Underlying this is the wider and perennial discourse surrounding chefs who ask to be excluded from the Michelin Guide and those who choose to return their stars.
This appears to run contrary to all that is logical.
But I see it as a personal expression of resolve to pursue something or other.
There could be many reasons why chefs refuse the Michelin star, but at the core is probably a deeply personal decision that is not easily made.
Implicit to all this is the question of whether the Michelin Guide is still relevant today.
I would argue that it is.
Michelin stars remain coveted by many aspiring and established chefs and restaurants.
Being listed in the guide elevates a chef and restaurant onto the world stage and opens doors.
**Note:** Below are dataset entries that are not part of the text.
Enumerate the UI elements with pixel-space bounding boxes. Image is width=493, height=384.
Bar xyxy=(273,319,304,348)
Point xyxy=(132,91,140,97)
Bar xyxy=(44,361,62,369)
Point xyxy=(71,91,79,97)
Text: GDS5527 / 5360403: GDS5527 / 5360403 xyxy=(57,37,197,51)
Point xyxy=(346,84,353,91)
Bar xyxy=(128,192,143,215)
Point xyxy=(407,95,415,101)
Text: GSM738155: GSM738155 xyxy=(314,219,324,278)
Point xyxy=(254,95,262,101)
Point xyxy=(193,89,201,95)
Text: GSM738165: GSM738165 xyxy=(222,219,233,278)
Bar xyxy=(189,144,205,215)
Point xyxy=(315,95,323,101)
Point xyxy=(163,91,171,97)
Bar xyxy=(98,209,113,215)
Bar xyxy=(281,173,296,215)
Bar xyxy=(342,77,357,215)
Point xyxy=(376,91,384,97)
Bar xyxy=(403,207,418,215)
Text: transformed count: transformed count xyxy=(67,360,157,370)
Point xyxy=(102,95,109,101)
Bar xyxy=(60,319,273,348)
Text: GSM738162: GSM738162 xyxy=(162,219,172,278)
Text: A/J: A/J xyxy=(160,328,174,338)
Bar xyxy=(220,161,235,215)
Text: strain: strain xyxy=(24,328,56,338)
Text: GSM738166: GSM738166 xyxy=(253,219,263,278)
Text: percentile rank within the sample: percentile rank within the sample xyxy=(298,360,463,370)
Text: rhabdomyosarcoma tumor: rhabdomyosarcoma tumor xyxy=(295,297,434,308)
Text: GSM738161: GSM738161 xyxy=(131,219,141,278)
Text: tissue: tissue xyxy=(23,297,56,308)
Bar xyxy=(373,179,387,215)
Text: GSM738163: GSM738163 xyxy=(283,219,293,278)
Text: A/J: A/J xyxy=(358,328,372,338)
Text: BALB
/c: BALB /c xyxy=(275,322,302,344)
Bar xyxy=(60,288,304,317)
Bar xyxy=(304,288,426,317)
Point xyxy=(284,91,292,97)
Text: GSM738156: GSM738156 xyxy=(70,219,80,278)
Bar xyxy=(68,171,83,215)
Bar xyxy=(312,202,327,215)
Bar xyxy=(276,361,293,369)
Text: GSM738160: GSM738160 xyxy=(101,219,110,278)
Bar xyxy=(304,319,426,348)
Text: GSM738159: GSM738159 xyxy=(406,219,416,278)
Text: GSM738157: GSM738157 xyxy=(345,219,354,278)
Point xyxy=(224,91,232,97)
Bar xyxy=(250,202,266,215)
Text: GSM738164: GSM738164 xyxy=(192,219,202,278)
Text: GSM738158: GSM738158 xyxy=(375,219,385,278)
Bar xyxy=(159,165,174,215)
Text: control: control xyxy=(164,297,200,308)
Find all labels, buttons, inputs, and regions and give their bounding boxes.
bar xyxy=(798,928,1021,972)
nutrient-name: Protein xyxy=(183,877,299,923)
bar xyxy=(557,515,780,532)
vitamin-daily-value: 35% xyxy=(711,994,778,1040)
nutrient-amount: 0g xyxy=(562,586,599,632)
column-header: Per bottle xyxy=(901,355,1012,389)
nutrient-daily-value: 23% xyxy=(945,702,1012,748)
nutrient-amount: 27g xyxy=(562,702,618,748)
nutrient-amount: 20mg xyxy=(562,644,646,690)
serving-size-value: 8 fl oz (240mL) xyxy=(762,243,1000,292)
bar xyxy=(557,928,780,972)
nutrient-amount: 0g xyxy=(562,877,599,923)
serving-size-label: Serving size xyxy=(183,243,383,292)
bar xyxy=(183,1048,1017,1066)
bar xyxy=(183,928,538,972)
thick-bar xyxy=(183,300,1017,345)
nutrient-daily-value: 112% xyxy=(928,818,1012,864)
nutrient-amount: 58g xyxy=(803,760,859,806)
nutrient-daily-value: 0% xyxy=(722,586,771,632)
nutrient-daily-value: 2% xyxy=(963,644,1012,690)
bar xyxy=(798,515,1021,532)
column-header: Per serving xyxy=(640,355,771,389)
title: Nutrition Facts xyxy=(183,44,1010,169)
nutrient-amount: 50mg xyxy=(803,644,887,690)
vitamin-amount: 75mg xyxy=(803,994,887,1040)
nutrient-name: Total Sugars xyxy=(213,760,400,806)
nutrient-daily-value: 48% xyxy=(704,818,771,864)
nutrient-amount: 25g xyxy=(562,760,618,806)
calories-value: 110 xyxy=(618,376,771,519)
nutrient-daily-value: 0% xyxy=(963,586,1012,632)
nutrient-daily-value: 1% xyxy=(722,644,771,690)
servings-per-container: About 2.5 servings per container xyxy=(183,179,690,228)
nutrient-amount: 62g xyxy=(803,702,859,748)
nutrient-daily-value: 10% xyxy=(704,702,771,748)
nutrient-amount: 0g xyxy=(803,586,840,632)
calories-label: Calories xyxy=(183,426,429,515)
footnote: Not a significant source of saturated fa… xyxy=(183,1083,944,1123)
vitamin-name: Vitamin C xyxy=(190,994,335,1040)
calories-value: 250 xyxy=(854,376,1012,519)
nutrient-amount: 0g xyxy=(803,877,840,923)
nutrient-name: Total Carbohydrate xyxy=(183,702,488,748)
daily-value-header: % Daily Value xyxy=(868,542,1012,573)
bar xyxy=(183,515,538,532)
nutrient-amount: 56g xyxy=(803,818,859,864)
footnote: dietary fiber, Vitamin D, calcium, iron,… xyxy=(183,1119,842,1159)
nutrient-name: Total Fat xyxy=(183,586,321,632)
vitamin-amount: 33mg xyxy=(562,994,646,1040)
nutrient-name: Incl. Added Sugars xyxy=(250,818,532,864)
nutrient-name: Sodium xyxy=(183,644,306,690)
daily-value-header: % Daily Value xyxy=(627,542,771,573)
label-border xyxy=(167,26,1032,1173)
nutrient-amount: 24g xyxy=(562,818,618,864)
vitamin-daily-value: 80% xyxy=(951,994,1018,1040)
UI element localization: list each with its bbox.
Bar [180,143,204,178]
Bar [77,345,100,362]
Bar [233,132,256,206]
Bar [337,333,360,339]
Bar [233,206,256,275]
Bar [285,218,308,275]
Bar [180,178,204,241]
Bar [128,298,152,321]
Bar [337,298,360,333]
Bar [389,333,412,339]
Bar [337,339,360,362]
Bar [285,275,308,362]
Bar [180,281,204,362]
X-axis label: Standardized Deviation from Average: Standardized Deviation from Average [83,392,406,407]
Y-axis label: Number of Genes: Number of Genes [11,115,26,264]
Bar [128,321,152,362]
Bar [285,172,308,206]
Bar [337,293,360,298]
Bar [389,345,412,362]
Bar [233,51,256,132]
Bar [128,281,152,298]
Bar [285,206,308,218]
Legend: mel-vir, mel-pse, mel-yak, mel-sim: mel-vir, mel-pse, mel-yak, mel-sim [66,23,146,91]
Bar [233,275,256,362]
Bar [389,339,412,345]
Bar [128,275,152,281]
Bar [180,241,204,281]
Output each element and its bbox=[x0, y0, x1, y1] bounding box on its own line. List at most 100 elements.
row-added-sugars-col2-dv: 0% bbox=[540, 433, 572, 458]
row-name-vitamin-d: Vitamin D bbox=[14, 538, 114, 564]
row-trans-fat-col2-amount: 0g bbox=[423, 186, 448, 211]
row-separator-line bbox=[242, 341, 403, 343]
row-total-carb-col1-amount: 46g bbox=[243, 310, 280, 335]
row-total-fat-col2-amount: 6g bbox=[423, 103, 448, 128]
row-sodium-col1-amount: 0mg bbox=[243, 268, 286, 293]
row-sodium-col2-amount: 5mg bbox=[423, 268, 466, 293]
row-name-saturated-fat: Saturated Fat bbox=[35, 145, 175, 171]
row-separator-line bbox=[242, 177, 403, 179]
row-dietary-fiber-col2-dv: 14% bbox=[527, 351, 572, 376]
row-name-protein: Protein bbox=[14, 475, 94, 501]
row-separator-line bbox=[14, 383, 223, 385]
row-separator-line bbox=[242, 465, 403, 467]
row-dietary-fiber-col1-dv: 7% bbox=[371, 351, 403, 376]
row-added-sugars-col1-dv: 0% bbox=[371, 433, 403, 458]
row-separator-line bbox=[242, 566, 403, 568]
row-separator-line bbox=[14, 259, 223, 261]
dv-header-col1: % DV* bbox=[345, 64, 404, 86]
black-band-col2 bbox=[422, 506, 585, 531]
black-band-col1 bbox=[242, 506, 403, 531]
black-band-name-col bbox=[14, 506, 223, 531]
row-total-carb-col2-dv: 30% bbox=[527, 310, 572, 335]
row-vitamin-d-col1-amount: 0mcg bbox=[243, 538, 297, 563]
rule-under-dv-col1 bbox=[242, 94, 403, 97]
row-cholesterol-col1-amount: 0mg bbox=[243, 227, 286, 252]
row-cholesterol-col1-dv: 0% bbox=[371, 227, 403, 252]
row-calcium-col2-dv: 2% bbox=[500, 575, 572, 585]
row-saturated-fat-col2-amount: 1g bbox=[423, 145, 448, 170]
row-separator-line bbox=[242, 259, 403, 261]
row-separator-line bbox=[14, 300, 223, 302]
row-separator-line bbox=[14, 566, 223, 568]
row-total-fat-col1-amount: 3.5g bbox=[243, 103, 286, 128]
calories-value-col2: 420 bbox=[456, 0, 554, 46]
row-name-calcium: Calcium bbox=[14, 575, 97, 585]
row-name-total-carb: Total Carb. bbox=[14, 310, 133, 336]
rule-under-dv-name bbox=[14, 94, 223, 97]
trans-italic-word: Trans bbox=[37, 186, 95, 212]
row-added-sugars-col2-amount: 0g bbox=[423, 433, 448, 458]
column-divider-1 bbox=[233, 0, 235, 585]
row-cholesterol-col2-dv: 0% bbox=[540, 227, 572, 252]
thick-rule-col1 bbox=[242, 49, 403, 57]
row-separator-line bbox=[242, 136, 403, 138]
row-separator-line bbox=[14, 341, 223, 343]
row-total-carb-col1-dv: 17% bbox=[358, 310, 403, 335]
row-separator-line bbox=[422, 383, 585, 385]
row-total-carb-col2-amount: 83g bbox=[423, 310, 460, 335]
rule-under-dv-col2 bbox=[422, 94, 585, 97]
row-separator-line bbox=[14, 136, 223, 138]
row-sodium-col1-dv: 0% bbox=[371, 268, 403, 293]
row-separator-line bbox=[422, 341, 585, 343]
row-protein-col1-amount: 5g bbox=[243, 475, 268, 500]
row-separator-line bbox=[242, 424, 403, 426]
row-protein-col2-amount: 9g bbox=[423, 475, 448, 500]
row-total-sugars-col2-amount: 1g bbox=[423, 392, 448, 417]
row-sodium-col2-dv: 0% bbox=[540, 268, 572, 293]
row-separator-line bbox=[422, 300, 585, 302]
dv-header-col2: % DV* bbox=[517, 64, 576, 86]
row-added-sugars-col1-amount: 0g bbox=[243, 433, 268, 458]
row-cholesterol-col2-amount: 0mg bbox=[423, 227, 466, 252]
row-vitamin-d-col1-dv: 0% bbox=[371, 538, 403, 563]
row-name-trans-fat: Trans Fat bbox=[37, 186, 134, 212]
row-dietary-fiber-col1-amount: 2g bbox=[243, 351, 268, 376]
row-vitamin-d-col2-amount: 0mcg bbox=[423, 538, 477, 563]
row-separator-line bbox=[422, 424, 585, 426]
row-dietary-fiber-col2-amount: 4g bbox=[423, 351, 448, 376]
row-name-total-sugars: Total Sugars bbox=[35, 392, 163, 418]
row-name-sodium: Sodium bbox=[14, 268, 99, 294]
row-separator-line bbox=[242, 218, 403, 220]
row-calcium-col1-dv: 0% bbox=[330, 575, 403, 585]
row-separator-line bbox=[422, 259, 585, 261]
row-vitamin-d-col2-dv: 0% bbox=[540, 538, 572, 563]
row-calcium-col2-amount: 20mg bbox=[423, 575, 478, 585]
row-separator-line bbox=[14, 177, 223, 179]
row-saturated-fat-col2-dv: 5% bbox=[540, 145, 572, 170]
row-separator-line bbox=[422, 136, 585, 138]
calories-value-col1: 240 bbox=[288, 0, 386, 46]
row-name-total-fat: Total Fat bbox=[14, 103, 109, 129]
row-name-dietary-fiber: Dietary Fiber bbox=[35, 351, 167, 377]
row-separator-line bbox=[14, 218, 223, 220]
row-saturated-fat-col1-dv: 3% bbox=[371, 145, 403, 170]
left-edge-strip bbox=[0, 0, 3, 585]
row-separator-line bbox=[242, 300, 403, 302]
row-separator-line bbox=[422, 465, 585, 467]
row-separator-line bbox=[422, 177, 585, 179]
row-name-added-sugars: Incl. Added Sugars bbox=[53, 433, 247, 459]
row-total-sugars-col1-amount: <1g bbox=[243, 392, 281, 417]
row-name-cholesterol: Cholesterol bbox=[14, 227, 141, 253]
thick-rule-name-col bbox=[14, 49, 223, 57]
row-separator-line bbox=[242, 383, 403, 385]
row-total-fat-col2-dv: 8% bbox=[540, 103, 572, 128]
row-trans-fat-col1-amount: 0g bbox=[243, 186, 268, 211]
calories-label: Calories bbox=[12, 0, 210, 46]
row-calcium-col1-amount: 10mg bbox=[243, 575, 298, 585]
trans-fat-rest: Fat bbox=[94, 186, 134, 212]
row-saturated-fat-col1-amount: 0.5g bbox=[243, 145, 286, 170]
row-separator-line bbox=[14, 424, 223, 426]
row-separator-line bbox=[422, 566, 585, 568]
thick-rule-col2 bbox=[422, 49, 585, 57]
It is a mark of progression, distinction and excellence.
There is still magic in hard work, good luck and achievements.Everyone should remember to look out for it and celebrate it.
For foodies, the guide is a compass to help them explore the ever-growing culinary world.
There have been some Michelin-starred restaurants that were not to my tastes, but the Bib Gourmand Tokyo recently helped me to discover a superb yakitori joint in the neighbourhood of Ebisu that I enjoyed thoroughly.